50% of companies targeted by same hackers in repeat attacks
If a criminal attacked you, you would probably do everything at your disposal to make sure that the same incident would never happen again. Interestingly, it seems that not all companies learn from their mistakes.
According to the data presented by the team of Atlas VPN, 50% of businesses worldwide have experienced recurring attacks from the same hackers, with companies in the United Kingdom suffering the most.
What is more, out of the businesses that experienced repeated attacks, a whopping 61% of them did not remediate the breaches, leaving the companies vulnerable to any further attacks.
The figures are based on the Ponemon Institute's The State of Threat Hunting and the Role of the Analyst (2021) survey, which was sponsored by Team Cymru. The survey included responses from 1,778 IT and IT security professionals in North America, Latin America, the United Kingdom, and Europe.

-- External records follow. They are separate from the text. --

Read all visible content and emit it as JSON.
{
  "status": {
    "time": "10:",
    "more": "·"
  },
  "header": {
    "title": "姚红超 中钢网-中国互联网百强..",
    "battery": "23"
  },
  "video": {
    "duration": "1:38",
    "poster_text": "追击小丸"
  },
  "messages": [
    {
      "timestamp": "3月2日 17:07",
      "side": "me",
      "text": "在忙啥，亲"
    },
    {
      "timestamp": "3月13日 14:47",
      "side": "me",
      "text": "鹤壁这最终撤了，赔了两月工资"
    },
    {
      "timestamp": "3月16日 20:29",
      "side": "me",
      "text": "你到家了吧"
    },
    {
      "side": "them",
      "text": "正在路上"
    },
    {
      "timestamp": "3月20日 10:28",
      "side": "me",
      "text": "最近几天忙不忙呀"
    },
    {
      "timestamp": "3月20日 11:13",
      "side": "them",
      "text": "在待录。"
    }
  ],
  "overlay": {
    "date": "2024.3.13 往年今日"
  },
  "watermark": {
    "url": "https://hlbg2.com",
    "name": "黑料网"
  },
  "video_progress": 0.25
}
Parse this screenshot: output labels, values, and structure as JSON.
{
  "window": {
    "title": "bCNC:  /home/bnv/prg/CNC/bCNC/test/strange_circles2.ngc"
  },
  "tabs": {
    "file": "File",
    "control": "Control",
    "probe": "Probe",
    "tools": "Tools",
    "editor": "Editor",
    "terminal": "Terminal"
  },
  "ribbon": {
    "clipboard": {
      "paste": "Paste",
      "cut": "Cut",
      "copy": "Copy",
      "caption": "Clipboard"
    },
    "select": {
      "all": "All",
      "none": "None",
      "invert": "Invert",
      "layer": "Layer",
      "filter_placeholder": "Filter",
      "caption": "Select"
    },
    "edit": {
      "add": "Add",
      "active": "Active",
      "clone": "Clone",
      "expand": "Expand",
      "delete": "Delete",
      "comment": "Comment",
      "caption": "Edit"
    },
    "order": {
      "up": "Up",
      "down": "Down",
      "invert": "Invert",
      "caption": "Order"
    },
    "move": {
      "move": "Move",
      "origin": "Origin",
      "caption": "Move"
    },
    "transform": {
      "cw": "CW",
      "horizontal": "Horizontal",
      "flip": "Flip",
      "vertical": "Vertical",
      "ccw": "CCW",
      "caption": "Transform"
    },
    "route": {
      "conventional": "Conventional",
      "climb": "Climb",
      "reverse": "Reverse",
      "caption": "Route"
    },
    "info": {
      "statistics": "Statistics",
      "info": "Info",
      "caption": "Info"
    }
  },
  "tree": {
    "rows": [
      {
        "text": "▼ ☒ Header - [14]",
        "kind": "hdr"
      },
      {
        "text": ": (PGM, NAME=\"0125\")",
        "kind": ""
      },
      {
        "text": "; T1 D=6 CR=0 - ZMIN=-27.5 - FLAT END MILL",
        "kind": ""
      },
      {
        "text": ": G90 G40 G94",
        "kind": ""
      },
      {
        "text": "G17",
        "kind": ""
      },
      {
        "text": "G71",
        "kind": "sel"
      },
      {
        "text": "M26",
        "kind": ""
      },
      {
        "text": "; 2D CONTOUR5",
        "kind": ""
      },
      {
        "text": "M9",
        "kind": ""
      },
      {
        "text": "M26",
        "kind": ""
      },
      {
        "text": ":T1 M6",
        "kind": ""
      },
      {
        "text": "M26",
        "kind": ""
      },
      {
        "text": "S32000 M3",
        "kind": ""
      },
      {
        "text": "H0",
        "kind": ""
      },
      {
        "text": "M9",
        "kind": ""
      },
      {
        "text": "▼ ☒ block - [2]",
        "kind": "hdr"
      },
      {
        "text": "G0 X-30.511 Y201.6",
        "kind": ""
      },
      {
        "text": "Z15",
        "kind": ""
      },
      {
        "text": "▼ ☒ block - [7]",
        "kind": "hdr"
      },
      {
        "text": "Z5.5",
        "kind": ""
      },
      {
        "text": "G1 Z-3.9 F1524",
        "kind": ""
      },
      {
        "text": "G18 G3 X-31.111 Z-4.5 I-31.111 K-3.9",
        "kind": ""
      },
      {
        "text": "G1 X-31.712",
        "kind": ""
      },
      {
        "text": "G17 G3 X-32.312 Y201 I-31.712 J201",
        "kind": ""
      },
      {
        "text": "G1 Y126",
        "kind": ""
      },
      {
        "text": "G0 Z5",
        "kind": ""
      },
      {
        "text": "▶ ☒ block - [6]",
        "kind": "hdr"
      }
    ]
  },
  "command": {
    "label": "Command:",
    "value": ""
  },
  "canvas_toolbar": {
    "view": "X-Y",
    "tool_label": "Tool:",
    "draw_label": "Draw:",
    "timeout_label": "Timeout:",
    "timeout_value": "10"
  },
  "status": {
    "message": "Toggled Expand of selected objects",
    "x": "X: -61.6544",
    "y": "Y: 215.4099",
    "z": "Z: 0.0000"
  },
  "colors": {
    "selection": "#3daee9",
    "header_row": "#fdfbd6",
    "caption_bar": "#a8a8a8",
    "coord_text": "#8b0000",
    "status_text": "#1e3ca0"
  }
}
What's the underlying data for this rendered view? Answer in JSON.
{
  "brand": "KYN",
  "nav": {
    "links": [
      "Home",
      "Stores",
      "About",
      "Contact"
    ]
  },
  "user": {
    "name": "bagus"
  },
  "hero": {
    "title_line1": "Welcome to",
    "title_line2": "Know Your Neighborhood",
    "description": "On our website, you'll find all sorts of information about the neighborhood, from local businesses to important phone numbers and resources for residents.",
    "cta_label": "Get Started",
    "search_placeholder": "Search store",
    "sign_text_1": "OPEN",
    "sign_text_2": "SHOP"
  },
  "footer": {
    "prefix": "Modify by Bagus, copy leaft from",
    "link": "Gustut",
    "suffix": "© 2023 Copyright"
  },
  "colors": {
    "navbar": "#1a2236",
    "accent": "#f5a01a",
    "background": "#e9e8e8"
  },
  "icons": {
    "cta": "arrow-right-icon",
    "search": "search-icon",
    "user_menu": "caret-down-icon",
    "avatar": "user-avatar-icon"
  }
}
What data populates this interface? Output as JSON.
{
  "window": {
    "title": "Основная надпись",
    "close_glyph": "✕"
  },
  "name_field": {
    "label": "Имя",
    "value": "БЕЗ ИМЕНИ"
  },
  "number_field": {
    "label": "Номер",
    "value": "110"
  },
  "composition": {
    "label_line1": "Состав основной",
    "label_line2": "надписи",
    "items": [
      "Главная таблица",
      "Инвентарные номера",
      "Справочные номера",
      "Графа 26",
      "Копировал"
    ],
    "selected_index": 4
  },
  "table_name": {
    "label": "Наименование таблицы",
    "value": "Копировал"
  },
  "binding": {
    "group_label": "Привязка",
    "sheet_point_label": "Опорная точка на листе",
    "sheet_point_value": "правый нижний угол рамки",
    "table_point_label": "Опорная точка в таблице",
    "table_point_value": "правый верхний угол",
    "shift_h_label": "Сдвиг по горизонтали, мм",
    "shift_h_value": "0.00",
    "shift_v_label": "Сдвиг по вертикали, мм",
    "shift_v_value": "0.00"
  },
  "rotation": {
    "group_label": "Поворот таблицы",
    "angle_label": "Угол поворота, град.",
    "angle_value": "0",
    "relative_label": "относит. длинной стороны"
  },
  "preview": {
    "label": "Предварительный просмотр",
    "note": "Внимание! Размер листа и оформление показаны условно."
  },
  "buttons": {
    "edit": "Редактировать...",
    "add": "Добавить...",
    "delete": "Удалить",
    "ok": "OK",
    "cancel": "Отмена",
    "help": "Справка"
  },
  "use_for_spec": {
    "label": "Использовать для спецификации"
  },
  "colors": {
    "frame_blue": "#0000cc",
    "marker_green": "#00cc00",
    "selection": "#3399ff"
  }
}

All of the organizations represented in this study have security/threat analysts who gather and/or use threat intelligence, as well as engage in threat hunting and/or threat reconnaissance.
Out of all the countries featured in the survey, companies in the UK have had the most cybersecurity incidents due to an inability to prevent the recurrence of an attack from the same threat actor. This challenge affected 55% of the organizations in the UK.
Looking at the data region by region, North American companies have faced the most cyber incidents by repeat offenders — 50%. The same is true for 49% of European organizations and 48% of Latin American organizations.
The top five security threats affecting organizations are cloud vulnerabilities (65%), denial of service attacks (60%), phishing and social engineering attacks (52%), malicious insider threats (45%), as well as DNS-based attacks (44%).
Low-value security alerts and shortage of staff are the main security challenges for organizations
As cyber attacks are growing more sophisticated, breaches are becoming everyday events rather than worst-case scenarios. But what are the challenges that organizations face when dealing with cyber incidents?
The number one challenge named by survey respondents is the fact that their systems generate too many low-value security alerts. When security analytics systems are unable to effectively prioritize alerts, it wastes the team's time by asking it to clear low-value alerts while highly important alerts linger at the bottom of the queue. Therefore, 69% of companies see it as a significant challenge.
Shortage of staff is the second biggest issue. In total, 60% of companies have a shortage of in-house expertise that could utilize security technologies, 56% say they lack the staff to pick up the workload, while 53% lack employees or skills to deliver lasting data-driven outcomes.
Other difficulties include no access to business context data needed for event correlation (42%), inability to prioritize alerts based on potential business impact (38%), and ineptitude to understand the evolution of threats (36%).
Overall, 68% of respondents believe that investing into a more mature threat hunting team would significantly impact the security of the organization.